Блок не боится, что «нежнейший цветок искусства» увянет, переходя из тысячи рук в другие тысячи рук: он верит в их бережность. Он опасается другого: чтобы какие-либо самозваные пастухи, футуристы или пролет-культовцы, не сочли искусство плохим пастбищем для людского «стада» и не стали чрезмерно усердно «пропалывать» его разнотравье. «Если искусству не перечить, — пишет Блок, — оно с нравственностью встретится; если же не отставать от пего ни на шаг, твердить художнику на каждом шагу — будь паинькой, то художник начнет бунтовать и выкрикивать свою правду…»
При этом он, разумеется, заботится вовсе не о тех, кто прячется в искусство, как в цитадель, чтобы отсидеться в ней от враждебной, революционной действительности. Недаром он способствует постановке в Большом драматическом театре трагедии итальянца Сем Бенелли «Рваный плащ», где народные певцы восстают против «словесной гимнастики, которой заняты комнатные, прихлопнутые ученой книгой, писатели».
Блок защищал иную свободу — свободу путей художника в познании мира, свободу его от мелочной опеки, право на выбор необычных, кажущихся консерваторам еретическими и парадоксальными тем, мотивов, художественных средств.
«Мы знаем все, как искусство трудно, знаем, как прихотлива и капризна душа художника, — говорил Блок на юбилее поэта М. Кузмина. — И мы от всего сердца желаем, чтобы создалась наконец среда, где мог бы художник быть капризным и прихотливым, как ему это нужно, где мог бы он оставаться самим собой… Мы знаем, что ему это необходимо для того, чтобы оставить наследие не менее нужное, чем хлеб, тем же людям, которые сегодня назойливо требуют от «мрамора» «пользы» и царапают на мраморе свои сегодняшние слова, а завтра поймут, что «мрамор сей — ведь бог». Подобным последовательным выяснением и отстаиванием специфики искусства вдохновлена и речь, посвященная годовщине смерти Пушкина, «О назначении поэта» (1921).
И знаменательно, что, когда кто-то из присутствовавших сказал поэту о шаге, который тот сделал после «Двенадцати», явно имея в виду шаг в сторону от «Двенадцати», от приятия революции, Блок холодно ответил: «Никакого.
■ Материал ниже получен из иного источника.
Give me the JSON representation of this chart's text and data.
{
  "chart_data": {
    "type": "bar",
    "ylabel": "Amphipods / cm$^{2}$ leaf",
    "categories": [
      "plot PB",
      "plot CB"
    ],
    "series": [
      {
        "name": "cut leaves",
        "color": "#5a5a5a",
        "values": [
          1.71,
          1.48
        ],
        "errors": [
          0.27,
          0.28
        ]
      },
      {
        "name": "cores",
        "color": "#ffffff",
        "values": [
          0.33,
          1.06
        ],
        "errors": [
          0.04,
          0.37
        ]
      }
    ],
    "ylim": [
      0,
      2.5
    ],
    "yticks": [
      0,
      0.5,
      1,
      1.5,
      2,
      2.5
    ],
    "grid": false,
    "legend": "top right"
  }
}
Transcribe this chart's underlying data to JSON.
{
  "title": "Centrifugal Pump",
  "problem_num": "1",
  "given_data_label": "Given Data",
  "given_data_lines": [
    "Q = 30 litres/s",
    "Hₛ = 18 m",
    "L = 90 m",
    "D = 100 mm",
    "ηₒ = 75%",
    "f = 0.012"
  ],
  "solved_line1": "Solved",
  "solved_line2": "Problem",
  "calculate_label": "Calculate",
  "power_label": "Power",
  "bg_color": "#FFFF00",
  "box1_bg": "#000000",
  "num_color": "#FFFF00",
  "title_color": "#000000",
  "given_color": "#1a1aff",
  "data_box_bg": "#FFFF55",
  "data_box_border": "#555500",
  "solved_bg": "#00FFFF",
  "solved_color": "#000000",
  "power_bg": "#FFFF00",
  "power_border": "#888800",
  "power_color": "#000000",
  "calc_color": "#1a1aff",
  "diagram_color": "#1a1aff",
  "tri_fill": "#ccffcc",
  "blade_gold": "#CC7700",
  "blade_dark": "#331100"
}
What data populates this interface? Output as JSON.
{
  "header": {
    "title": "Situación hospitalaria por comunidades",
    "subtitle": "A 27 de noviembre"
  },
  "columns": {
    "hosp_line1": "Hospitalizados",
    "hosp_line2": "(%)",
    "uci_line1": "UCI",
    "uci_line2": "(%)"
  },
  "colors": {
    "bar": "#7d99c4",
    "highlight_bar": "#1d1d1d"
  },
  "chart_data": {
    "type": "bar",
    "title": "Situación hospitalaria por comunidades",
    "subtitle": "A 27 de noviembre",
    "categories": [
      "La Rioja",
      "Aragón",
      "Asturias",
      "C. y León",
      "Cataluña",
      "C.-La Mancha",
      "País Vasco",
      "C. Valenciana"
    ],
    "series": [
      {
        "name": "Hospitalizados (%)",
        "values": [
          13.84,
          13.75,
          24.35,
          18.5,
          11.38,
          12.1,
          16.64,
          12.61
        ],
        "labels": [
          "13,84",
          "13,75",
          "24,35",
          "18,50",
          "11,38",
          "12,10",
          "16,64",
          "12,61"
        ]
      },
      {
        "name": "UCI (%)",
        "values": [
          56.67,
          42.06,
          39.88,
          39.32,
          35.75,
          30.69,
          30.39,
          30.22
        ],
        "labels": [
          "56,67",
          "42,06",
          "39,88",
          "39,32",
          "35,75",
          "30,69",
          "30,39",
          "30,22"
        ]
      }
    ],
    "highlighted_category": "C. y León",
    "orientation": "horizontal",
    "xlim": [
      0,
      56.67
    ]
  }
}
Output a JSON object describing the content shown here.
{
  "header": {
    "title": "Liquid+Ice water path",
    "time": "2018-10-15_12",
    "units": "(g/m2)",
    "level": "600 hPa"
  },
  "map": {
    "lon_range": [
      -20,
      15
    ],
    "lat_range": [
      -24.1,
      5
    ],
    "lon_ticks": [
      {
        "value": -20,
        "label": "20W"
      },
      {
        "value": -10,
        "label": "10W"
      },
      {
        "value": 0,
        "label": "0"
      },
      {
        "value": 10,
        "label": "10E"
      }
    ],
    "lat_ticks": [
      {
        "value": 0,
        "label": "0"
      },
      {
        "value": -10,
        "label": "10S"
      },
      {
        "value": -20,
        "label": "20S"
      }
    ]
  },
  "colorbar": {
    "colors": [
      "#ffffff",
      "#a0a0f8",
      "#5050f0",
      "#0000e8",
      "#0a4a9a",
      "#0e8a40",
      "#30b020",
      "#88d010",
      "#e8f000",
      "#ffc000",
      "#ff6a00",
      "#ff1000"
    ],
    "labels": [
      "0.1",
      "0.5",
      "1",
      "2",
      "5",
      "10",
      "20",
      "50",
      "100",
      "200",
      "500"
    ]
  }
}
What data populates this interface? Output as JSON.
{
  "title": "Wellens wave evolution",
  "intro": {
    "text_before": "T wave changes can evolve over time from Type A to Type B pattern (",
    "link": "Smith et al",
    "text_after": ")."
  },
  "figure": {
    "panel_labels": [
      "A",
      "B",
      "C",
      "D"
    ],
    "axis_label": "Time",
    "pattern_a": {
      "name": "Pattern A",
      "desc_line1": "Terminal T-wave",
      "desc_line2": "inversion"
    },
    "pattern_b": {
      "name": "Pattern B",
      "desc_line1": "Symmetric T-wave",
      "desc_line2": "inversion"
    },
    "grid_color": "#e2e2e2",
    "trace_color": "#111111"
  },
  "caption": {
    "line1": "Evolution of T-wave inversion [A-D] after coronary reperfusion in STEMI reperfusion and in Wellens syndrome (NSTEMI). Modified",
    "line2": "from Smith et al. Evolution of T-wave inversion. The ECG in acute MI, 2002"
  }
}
Я сейчас думаю так же, как думал, когда писал «Двенадцать». И в другом разговоре повторил: «Двенадцать» —
«…тогда я жил современностью». А потом пришла огромная усталость от «взлета Эвфориона», усугубляемая тысячью грозных или мелких, но зато будничных, неотступных забот.
Мечта Блока о том, чтобы художник мог бы оставаться самим собою, «не будучи ни чиновником, ни членом коллегии, ни ученым», — это не патетически-жеманный выкрик эстета, выглядывающего из пресловутой «башни из слоновой кости», а горестный возглас человека, чьи дневники испещрены записями:
«Тружусь над протоколами секции… составляем положение секции театров и зрелищ!..Большое организационное заседание всех секций… Отчаянье, головная боль; я не чиновник, а писатель…Бюро. Мое заявление… Трехчасовой фонтан моей энергии, кажется, пробил бюрократическую брешь…Заседание бюро и членов Репертуарной секции. Несуразное… Вернулся я в 7-м часу, изможденный… В отдел — огромная повестка организационного заседания… Заседание бюро… Опять чепуха…Пятичасовое заседание… Заседаю, сцепив зубы… Ужас! Неужели я не имею
Людей не хватало, а такой авторитетный, вдумчивый и аккуратный работник, как Блок, был и вовсе нарасхват. Он член коллегии учрежденного М. Горьким издательства «Всемирная литература», председатель дирекции Большого драматического театра, член редакционной коллегии при Петроградском отделе театров и зрелищ, член коллегии Литературного отдела Наркомпроса, член совета Дома искусств, председатель Петроградского отделения Всероссийского союза поэтов, член правления Петроградского отделения Всероссийского союза писателей…
«День молчания», — отмечает он в записной книжке как праздник.
И каждый из этих титулов приносит часы заседаний, горы рукописей, на которые Блок аккуратно пишет рецензии, хлопоты за людей, книги, пьесы.
«Он делал все «по-настоящему», — писал свидетель его трудов. На всех своих постах. Блок принес много пользы. При всей своей скромности он говорит в записной книжке о «груде сделанного» в одном только 1919 году.
Даже актеры, избалованный нетрудный народец, испытали на себе его властное воздействие. «Было впечатление, — вспоминает современник о репетициях в Большом драматическом театре, — темный пустой зал полон для них одним зрителем — Александром Александровичем. Его тихих и медленных слов слушались самые строптивые». Александр Александрович — это наша совесть — говорил режиссер театра Лаврентьев.